Behiç Bey 1928 yılında uzun soluklu büyükelçilik görevine Budapeşte’de başladı. Ardından 31 Ağustos 1939 yılında Cumhurbaşkanı İsmet İnönü tarafından Türkiye’nin Paris Büyükelçisi olarak atandı. Nazilerin Yahudilere yönelik sindirme politikaları tırmanırken, Behiç Erkin’in Paris’e büyükelçi olarak atanışının henüz üzerinden 24 saat geçmemişti ki, '. Dünya Savaşı başladı. Hitler'in Fransa'yı işgali başladı. Türkiye, bunun üzerine büyükelçiliğini Almanlar tarafından kontrol edilen Vichy hükûmetinin temsil edildiği kente taşıdı.
Hitler'in Yahudilere yönelik soykırım uygulamaları dehşet boyutlara ulaşıyordu.
Fransa'daki Yahudiler tek tek fişlenerek Nazilerin ölüm kamplarına gönderiliyorlardı.
O günlerde Behiç Erkin, Yahudilere geçici bir belgeyle Türk vatandaşlığı verecek, birkaç kelime Türkçe öğretip, üzerine ay-yıldız damgası basılan trenlerle Türkiye’ye gönderecekti. Erkin, Büyükelçilik görevlisi Salih Zeki Beye talimat verdi.
Çok geçmeden büyükelçilik binasının içi Nazilerden kaçan Yahudilerle doldu. Alman temsilci Krug Von Nidda’nın, “Sizin Yahudilere yardım ettiğiniz bilgisi geliyor kulağımıza, doğru mudur?” sorusu üzerine Behiç Bey, “Elçiliğimizin binasından Türk vatandaşı olmayan kimse giremez” yanıtını verdi. Böylelikle Türk vatandaşı olan Yahudilerin canları güvence altına alınıyordu.
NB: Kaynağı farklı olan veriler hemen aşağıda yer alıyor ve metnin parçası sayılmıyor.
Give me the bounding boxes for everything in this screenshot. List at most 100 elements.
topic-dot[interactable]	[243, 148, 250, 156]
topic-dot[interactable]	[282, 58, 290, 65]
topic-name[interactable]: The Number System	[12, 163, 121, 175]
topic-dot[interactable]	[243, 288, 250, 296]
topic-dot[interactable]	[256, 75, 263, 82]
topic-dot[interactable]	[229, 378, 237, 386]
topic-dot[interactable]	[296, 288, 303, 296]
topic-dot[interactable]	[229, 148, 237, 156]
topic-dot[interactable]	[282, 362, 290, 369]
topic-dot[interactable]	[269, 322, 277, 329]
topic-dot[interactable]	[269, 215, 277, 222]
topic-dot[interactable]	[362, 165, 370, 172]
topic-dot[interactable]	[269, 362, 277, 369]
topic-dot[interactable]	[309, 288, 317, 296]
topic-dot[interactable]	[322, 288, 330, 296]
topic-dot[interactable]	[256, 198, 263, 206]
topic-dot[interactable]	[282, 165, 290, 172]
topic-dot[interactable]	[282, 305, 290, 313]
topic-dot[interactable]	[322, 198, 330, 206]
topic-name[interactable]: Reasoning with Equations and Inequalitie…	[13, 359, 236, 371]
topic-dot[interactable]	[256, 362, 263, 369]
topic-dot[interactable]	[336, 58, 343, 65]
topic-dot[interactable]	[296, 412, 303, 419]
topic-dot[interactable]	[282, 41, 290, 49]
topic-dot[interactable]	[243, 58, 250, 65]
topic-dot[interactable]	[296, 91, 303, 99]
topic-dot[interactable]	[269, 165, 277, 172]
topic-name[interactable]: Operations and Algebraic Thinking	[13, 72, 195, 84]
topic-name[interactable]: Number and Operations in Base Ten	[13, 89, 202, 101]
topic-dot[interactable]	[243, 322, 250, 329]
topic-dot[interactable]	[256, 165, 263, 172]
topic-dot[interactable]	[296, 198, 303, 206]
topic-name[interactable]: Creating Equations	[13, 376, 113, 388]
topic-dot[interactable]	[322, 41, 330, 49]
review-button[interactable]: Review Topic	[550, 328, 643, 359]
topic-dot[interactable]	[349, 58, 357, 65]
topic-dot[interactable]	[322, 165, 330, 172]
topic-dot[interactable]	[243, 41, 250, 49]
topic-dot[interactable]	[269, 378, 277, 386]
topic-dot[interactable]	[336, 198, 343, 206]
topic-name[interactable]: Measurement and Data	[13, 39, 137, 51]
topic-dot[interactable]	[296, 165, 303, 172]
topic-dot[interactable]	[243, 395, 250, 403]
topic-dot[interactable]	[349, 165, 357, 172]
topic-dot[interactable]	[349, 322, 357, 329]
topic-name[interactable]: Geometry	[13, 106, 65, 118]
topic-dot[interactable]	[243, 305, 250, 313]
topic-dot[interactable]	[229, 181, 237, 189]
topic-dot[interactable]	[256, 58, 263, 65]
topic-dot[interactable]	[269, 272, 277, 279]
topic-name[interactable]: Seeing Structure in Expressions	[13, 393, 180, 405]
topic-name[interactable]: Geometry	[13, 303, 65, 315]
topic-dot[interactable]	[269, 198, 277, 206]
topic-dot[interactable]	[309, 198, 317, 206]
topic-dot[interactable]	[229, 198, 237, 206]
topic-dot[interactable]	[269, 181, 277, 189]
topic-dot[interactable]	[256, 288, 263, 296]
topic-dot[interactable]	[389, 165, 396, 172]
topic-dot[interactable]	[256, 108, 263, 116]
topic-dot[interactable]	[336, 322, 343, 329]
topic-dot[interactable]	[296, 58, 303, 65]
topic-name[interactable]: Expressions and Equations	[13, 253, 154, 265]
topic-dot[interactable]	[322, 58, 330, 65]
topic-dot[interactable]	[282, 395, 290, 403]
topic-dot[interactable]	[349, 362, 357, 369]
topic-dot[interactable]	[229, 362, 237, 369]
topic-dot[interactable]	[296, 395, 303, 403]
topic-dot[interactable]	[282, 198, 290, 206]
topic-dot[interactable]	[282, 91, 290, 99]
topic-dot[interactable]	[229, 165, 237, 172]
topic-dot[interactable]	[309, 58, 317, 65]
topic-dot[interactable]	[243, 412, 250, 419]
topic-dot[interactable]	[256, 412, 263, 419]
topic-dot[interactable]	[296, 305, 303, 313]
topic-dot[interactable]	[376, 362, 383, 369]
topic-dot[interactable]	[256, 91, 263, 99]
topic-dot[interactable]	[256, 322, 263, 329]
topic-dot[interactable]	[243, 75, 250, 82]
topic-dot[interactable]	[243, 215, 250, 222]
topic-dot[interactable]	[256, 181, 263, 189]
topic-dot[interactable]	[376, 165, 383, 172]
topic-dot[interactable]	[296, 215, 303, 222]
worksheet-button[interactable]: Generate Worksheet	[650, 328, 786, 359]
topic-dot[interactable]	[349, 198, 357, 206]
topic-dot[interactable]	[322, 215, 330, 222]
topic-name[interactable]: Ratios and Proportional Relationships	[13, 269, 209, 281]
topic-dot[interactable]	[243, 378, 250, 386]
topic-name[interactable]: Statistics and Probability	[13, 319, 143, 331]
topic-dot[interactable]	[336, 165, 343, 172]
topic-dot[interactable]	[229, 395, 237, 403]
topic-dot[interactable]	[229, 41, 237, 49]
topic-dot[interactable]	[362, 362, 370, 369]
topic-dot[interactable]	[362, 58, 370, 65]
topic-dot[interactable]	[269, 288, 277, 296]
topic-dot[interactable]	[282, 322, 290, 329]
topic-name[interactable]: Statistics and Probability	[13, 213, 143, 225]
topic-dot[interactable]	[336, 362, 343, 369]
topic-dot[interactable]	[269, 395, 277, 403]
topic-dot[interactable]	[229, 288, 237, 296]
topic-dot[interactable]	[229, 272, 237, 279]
Kaynak: Emir Kıvırcık, Büyükelçi, Goa Yayınları
Behiç Erkin kendisinden Yahudileri isteyen Almanlara, “Bu kanunları Türk Yahudilerine tatbik edemezsiniz. Çünkü benim ülkemde din, dil ırk ayrımı yoktur. Benim vatandaşlarımın belirli bir kısmına belirli zorunluluklar dayatmak bizim kanunlarımıza aykırıdır” dedi.
SOYADINI ATATÜRK VERDİ
Behiç Bey, Kurtuluş Savaşı’ndaki önemli rolü ve başarılarından dolayı hem TBMM Takdirnamesi hem de İstiklâl Madalyası ile onurlandırılır. Soyadı Kanunu ile “Erkin” soyadı Behiç Bey’e Atatürk tarafından bizzat ve yazılı olarak verilmiş ve Behiç Bey bu şerefe sahip sayılı kişilerden biridir. Atatürk’ün yakın arkadaşına bu soyadını neden uygun gördüğü Erkin kelimesinin anlamında gizlidir: “Her şart altında kendi doğru kararını verebilen, müstakil fikirli.”